Мое тело напрягается при этом напоминании. Может, теперь моя очередь? Может быть, ему было весело мучить меня, преследуя меня повсюду, и теперь он предпримет следующий шаг, чтобы избавиться от меня.
— Джереми! — зову я снова, на этот раз гораздо громче.
Он смотрит на меня краем глаза, выглядя не иначе, как монстр в изысканной одежде.
— Значит, ты знаешь мое имя, но все же решила обращаться ко мне как к мудаку.
Я сглатываю. Он ведь не собирается это так оставить, не так ли?
— Я…
— Не надо.
— Ты даже не слышал, что я хотела сказать.
— Мне и не нужно. Если ты собираешься проболтаться, предварительно не обдумав это в своей голове, то это только еще больше разозлит меня.
Мой рот открывается, но я заставляю его закрыться.
Значит, он злится.
Трудно сказать, когда он все время выглядит сердитым.
Он тянет меня вперед, и я спотыкаюсь, чуть не роняя учебники, когда мы останавливаемся перед огромным мотоциклом.
Тот самый мотоцикл, на котором он ездил несколько раз.
Эта штука просто чудовищна, и рядом с ней я похожа на бродячую мышь. Джереми, однако, подходит под эту вибрацию.
В последний раз, когда я видела его на этой машине, он выглядел совершенно гармонично. Он стоял одной ногой на земле, в шлеме, а его руки бесстрастно висели на руле.
Джереми наконец отпускает мой локоть, и я сопротивляюсь желанию помассировать место, где его пальцы атаковали мою кожу.
Он достает шлем из сумки и наклоняется ко мне. Когда он находится рядом со мной, это очень плохо для моей самооценки, потому что единственное, о чем я могу думать в этой ситуации, — как сбежать.
Одна моя нога шагает за другой, и я вскакиваю, когда моя спина ударяется о мотоцикл.

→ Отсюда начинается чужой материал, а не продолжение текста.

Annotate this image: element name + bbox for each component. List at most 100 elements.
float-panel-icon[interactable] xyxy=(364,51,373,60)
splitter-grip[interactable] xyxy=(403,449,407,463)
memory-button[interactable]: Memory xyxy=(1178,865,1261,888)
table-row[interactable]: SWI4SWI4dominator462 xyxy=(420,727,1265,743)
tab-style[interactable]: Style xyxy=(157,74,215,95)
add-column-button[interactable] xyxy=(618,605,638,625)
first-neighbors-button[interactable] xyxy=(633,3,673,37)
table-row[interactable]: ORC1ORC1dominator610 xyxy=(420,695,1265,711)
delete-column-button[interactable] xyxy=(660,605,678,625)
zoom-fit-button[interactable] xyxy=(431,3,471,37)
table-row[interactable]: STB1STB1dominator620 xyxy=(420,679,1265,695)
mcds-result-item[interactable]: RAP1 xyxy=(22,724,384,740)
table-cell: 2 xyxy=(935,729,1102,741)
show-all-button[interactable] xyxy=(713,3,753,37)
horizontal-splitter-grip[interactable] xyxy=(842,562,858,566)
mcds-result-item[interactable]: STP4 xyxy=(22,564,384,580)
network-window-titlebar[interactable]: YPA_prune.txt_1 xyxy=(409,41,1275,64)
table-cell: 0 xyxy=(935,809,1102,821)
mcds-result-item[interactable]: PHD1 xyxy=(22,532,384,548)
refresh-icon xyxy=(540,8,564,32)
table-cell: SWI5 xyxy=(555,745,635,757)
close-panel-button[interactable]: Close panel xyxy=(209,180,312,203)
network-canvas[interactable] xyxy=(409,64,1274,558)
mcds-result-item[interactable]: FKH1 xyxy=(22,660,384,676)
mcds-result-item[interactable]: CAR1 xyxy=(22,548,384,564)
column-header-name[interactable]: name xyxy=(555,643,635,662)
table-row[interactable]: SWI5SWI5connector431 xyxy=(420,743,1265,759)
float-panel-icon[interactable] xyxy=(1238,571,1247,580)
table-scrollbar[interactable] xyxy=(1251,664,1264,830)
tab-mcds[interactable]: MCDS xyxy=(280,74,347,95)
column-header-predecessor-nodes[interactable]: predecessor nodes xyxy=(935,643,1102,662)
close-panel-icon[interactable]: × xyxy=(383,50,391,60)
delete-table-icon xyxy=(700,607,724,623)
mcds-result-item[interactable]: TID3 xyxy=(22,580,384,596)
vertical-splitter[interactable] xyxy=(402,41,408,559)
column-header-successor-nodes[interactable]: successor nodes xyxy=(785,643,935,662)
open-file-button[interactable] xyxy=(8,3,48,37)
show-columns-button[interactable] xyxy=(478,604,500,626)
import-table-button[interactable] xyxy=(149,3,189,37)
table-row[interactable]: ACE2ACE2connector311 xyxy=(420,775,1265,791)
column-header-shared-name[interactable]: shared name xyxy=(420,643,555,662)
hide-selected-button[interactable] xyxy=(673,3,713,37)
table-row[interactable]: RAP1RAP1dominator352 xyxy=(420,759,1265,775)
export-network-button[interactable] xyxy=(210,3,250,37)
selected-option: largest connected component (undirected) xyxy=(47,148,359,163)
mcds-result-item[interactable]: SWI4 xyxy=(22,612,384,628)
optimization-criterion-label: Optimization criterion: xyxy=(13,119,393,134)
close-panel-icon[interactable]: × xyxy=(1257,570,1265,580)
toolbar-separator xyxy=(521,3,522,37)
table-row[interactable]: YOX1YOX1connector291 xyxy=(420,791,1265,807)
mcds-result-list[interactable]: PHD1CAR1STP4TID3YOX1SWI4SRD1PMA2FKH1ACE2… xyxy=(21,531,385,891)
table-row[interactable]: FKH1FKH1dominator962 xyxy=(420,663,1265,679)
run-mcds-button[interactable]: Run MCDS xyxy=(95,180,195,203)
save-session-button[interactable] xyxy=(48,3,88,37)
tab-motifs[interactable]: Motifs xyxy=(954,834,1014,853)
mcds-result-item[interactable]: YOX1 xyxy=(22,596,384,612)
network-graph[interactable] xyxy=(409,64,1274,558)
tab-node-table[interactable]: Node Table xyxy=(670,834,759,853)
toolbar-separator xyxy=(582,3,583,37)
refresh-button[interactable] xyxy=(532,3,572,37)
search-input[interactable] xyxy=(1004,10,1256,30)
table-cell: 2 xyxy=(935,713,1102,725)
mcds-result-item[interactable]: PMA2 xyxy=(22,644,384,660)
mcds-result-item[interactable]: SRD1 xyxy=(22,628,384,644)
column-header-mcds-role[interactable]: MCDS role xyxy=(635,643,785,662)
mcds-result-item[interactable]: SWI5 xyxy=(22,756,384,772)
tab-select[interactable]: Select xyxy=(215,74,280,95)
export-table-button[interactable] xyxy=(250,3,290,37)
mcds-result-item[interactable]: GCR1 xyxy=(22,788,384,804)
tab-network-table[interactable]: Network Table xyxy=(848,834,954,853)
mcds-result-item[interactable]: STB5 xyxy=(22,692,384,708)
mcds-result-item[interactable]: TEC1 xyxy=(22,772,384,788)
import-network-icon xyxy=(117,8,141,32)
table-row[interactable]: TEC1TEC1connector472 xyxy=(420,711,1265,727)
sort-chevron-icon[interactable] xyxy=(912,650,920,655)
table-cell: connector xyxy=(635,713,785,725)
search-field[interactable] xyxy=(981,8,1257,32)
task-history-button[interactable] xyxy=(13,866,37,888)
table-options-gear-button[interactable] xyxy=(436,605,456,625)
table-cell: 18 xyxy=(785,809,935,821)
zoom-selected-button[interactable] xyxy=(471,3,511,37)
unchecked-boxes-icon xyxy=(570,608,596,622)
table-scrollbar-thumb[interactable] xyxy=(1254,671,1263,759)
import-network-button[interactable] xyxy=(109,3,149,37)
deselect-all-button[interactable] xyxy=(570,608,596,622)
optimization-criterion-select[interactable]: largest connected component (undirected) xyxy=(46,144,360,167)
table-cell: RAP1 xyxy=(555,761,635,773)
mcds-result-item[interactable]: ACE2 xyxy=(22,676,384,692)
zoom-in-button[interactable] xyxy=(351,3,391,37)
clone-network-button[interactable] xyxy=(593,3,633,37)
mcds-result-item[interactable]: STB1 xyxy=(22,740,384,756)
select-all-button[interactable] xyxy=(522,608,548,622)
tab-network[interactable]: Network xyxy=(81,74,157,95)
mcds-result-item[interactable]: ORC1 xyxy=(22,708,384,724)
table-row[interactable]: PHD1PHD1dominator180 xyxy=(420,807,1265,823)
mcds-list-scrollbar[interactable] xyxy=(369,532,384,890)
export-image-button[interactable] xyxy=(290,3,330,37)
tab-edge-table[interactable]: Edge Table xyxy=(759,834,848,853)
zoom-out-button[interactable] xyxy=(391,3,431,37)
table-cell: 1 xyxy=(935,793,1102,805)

Я рывком поднимаю одну руку вверх.
— Прекрати!
Он без труда отмахивается от нее, как будто это не более чем картонная подставка, а затем напяливает мне на голову шлем.
Я пытаюсь сопротивляться и хватаю его за запястье, чтобы оттолкнуть.
Он останавливается и молча смотрит на меня, так, что становится жутко.
Как он не хочет, чтобы я назвала его мудаком, когда он набирает сотню баллов за один только взгляд?
В тот момент, когда он перестает пристегивать шлем, моя борьба тоже прекращается. В основном из-за его взгляда.
— Если ты хочешь прикоснуться ко мне, все, что тебе нужно сделать, это попросить. Не нужно изображать из себя недотрогу.
Когда я понимаю, что обнимаю его запястье, пальцы тянутся к его теплой коже, на моих щеках вспыхивает жар. Теперь, когда не борюсь с ним, мне кажется, что я пытаюсь схватить его за руку или что-то в этом роде.
Я отпускаю его рывком, и он использует мое взволнованное состояние, чтобы закончить пристегивать шлем.
— Ты можешь меня отпустить? — спрашиваю я, на этот раз мягко, даже умоляюще.